Just be prepared to pay--even with subsidized prices, Palo Alto ain't cheap. I'd go Redwood City or Mountain View, maybe east Menlo Park. Especially if you want to live alone. You also should really consider commuting and gas prices. They'll be $3/gallon in a couple of weeks I bet. The grad student association just struck a deal with CalTrain to let Stanford grad students who live in off-campus, non-Stanford housing to ride for free.

If you really want off-campus, I'd use the Off-Campus Subsidized list.
posted by gramcracker at 12:54 PM on April 18, 2005

Response by poster: gramcracker, I have sent you an email.
posted by kenko at 1:08 PM on April 18, 2005

joelr et al,

Kind of piggybacking on this question, I'm going to be working at Stanford this summer and need a place. Lots of friends of mine are working in SF, and they (obviously) will not live in PA to hang out with me; naturally they recommend I live in SF with them, and commute.

I've spent some time in the Bay Area, and I LOVE SF and would not hesitate to take them up on it, but for the commute. How heinous is it, really, to drive from SF to PA and back each day? I hear a lot of talk about how this is a "reverse commute," does that really help much?
posted by rkent at 3:43 PM on April 18, 2005

i live in a house in menlo park that's pretty close to the back side of campus. one of my housemates regularly rides a bike to stanford (she is a grad student). it takes about 10 minutes and quite honestly is faster than driving.

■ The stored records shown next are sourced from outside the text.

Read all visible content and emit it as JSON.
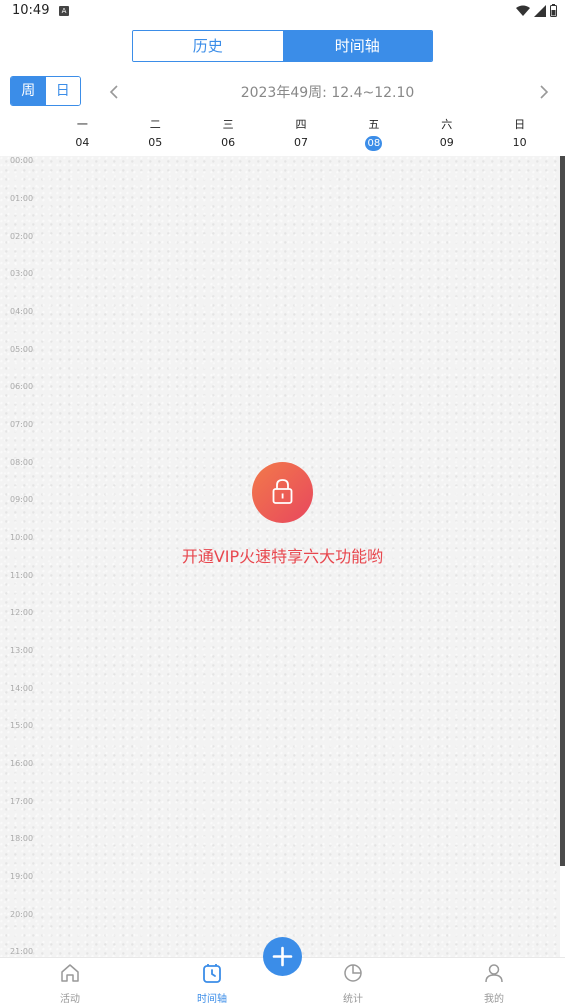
{
  "status": {
    "time": "10:49",
    "notif_badge": "A"
  },
  "header": {
    "tabs": [
      {
        "label": "历史",
        "active": false
      },
      {
        "label": "时间轴",
        "active": true
      }
    ]
  },
  "mode": {
    "week": "周",
    "day": "日",
    "selected": "周"
  },
  "week_nav": {
    "title": "2023年49周: 12.4~12.10"
  },
  "days": [
    {
      "name": "一",
      "num": "04"
    },
    {
      "name": "二",
      "num": "05"
    },
    {
      "name": "三",
      "num": "06"
    },
    {
      "name": "四",
      "num": "07"
    },
    {
      "name": "五",
      "num": "08",
      "today": true
    },
    {
      "name": "六",
      "num": "09"
    },
    {
      "name": "日",
      "num": "10"
    }
  ],
  "hours": [
    "00:00",
    "01:00",
    "02:00",
    "03:00",
    "04:00",
    "05:00",
    "06:00",
    "07:00",
    "08:00",
    "09:00",
    "10:00",
    "11:00",
    "12:00",
    "13:00",
    "14:00",
    "15:00",
    "16:00",
    "17:00",
    "18:00",
    "19:00",
    "20:00",
    "21:00"
  ],
  "lock": {
    "message": "开通VIP火速特享六大功能哟"
  },
  "tabbar": {
    "items": [
      {
        "label": "活动"
      },
      {
        "label": "时间轴",
        "active": true
      },
      {
        "label": "统计"
      },
      {
        "label": "我的"
      }
    ]
  },
  "colors": {
    "accent": "#3b8de8",
    "lock_gradient_start": "#f27a4a",
    "lock_gradient_end": "#e8475e",
    "lock_text": "#e8474e"
  }
}
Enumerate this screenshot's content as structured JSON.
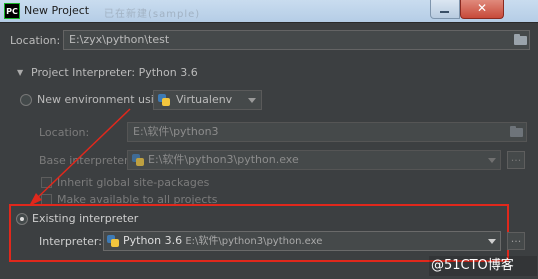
{
  "window": {
    "app_icon_text": "PC",
    "title": "New Project",
    "title_ghost": "已在新建(sample)"
  },
  "location": {
    "label": "Location:",
    "value": "E:\\zyx\\python\\test"
  },
  "interpreter_section": {
    "header": "Project Interpreter: Python 3.6"
  },
  "new_env": {
    "label": "New environment using",
    "tool": "Virtualenv",
    "location_label": "Location:",
    "location_value": "E:\\软件\\python3",
    "base_label": "Base interpreter:",
    "base_value": "E:\\软件\\python3\\python.exe",
    "inherit_label": "Inherit global site-packages",
    "available_label": "Make available to all projects"
  },
  "existing": {
    "label": "Existing interpreter",
    "interpreter_label": "Interpreter:",
    "interpreter_name": "Python 3.6",
    "interpreter_path": "E:\\软件\\python3\\python.exe",
    "more_button": "...",
    "selected": true
  },
  "watermark": "@51CTO博客",
  "colors": {
    "background": "#3c3f41",
    "highlight_border": "#e0281c",
    "annotation_arrow": "#e0281c"
  }
}
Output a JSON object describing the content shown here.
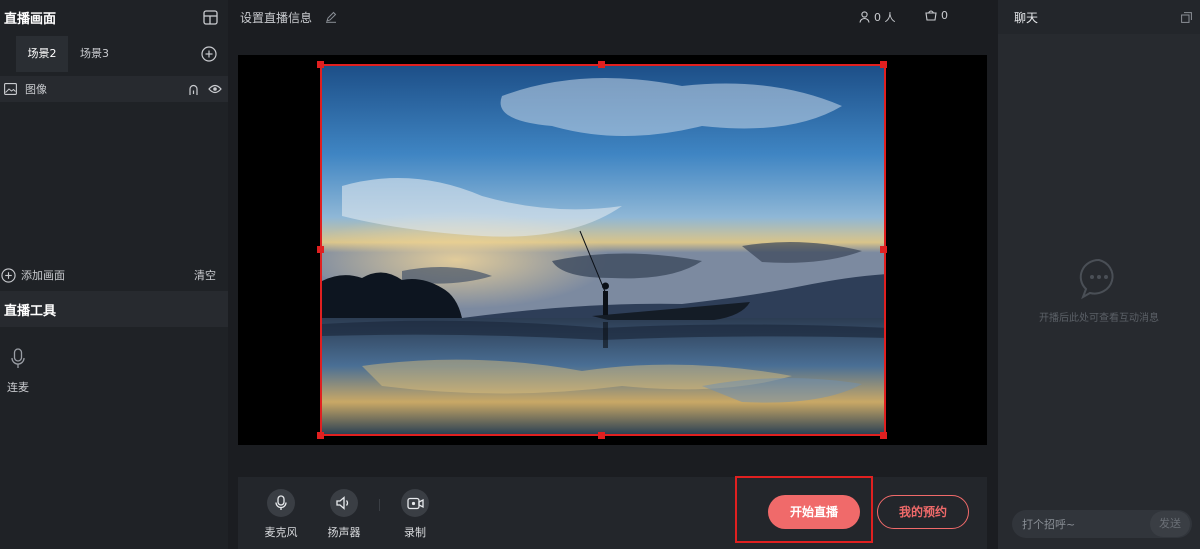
{
  "left": {
    "live_screen_title": "直播画面",
    "scenes": [
      {
        "label": "场景2",
        "active": true
      },
      {
        "label": "场景3",
        "active": false
      }
    ],
    "source_label": "图像",
    "add_screen_label": "添加画面",
    "clear_label": "清空",
    "tools_title": "直播工具",
    "tools": [
      {
        "label": "连麦",
        "icon": "mic-icon"
      }
    ]
  },
  "top": {
    "live_info_label": "设置直播信息",
    "viewers": "0 人",
    "carts": "0"
  },
  "bottom": {
    "tools": [
      {
        "label": "麦克风",
        "icon": "mic-icon"
      },
      {
        "label": "扬声器",
        "icon": "speaker-icon"
      },
      {
        "label": "录制",
        "icon": "record-icon"
      }
    ],
    "start_label": "开始直播",
    "reserve_label": "我的预约"
  },
  "chat": {
    "title": "聊天",
    "empty_hint": "开播后此处可查看互动消息",
    "input_placeholder": "打个招呼~",
    "send_label": "发送"
  },
  "colors": {
    "accent": "#f06a6a",
    "selection": "#e02020",
    "panel": "#1f2226",
    "background": "#1b1d21"
  }
}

if you get over your living-with-others thing, let me know. i'm leaving the bay area this summer and will be looking for a replacement. my room is $560/mo and includes my own bathroom, and even a clever entrance on the side of the house.
posted by sergeant sandwich at 3:57 PM on April 18, 2005

Response by poster: It's mostly a living with unknown others thing, I suppose. Most of the ads on are amazingly uninformative; I've found craigslist more congenial.
posted by kenko at 4:02 PM on April 18, 2005

Best answer: There's an easy 3-step solution to living in the bay area which I'm in the process of perfecting. I've been here for a month and this has really helped. Just do these in order:

1. Lower your standards
2. Repeat step 1
3. You're screwed

Good luck!
posted by jewzilla at 5:39 PM on April 18, 2005 [2 favorites]

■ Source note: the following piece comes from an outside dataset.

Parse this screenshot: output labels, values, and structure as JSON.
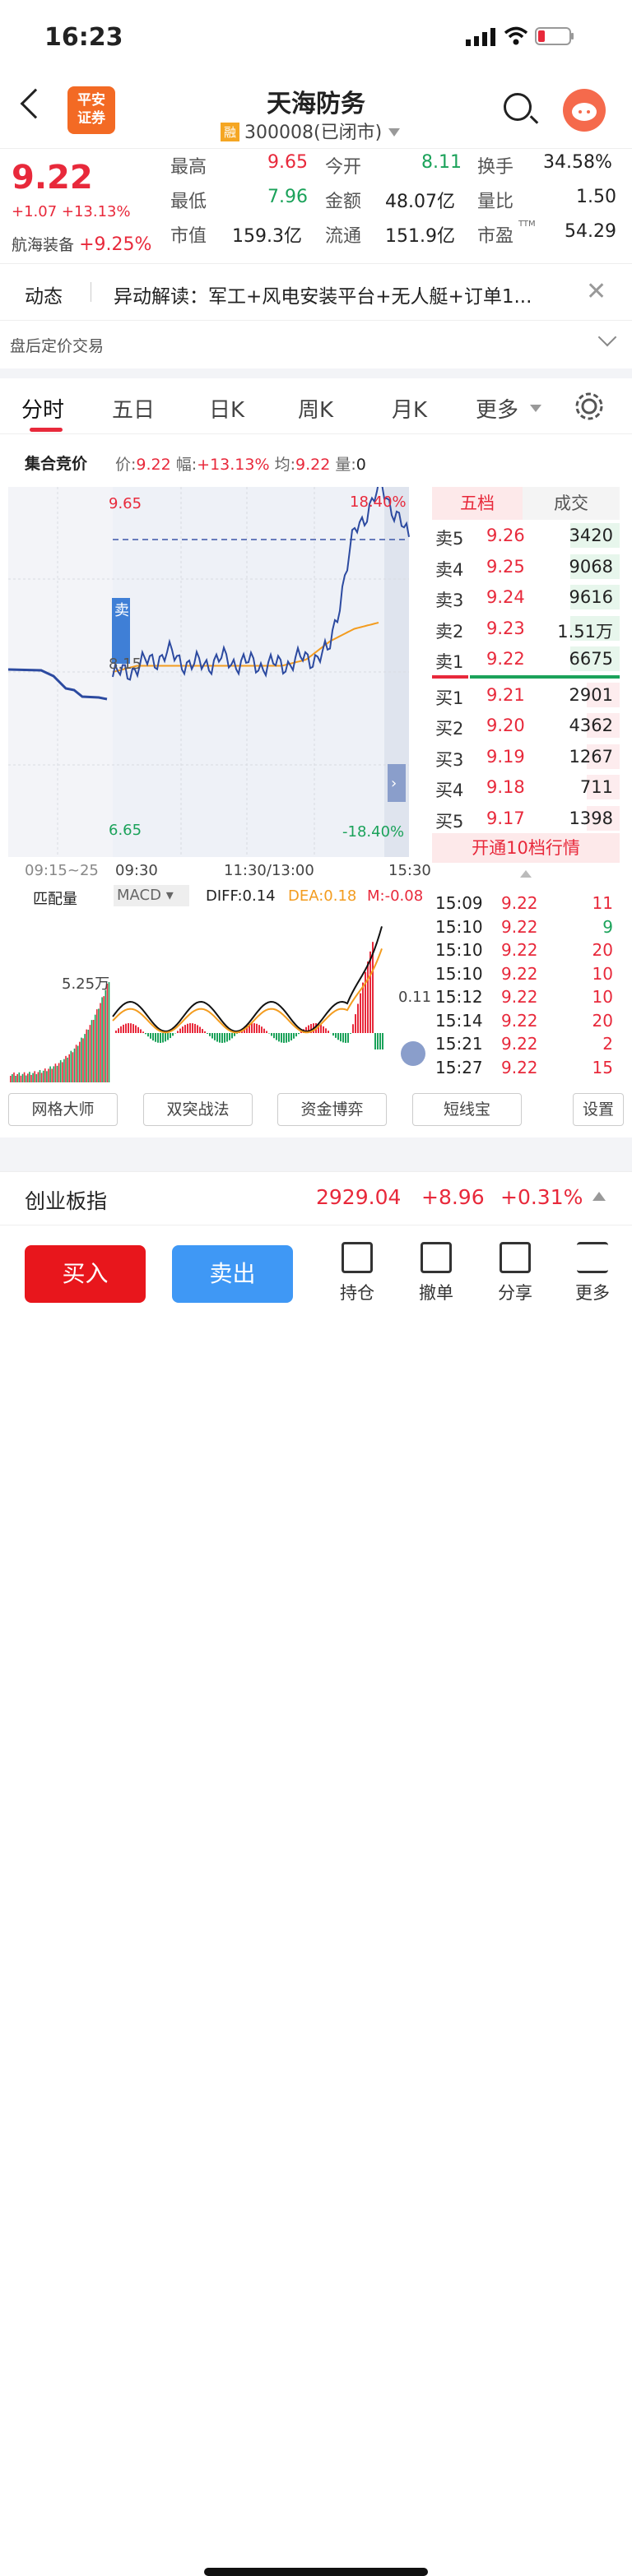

Response by poster: I am soooo tempted to mark that as the best answer.
posted by kenko at 6:39 PM on April 18, 2005

rkent, that's a reverse commute until you get to San Mateo. Then, it's a normal commute. That's where all the East Bay folks come in to Palo Alto. (That, and the Dumbarton.) There's a lot of cross-Peninsula traffic too.

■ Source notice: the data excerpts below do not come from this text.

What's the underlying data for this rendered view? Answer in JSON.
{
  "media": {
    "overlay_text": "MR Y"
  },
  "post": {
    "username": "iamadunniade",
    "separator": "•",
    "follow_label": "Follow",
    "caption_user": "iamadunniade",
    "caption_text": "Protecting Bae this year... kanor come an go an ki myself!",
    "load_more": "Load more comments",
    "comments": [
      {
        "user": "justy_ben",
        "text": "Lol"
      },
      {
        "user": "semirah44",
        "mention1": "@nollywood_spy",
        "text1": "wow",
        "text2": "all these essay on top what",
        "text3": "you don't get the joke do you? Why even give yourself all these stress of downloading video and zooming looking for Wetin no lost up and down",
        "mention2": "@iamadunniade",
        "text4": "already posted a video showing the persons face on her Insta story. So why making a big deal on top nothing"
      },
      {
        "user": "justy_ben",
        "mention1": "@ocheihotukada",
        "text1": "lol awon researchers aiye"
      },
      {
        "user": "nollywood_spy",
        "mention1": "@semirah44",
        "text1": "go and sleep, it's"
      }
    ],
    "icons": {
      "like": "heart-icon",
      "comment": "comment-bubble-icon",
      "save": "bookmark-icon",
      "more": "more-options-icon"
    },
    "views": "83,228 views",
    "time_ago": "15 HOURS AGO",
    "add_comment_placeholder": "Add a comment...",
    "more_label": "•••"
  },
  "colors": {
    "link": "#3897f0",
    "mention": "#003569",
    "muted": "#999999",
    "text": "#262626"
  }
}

It's not terrible -- you won't have huge swings in the time of your commute. But it's not a breeze, either.

Let's put it this way: a good friend in SF recently got a new job in the City. He used to work in Santa Clara. He was very relieved.
posted by maschnitz at 7:32 PM on April 18, 2005

Well, well.
posted by clockzero at 10:54 PM on April 18, 2005

I've commuted to Stanford for the past 4 years by Caltrain. I reccomend it. (Finished the PhD a few months ago. Mopping up now.)
posted by u2604ab at 9:25 AM on April 19, 2005

Response by poster: Hey, Sgt. Sandwich, check your email.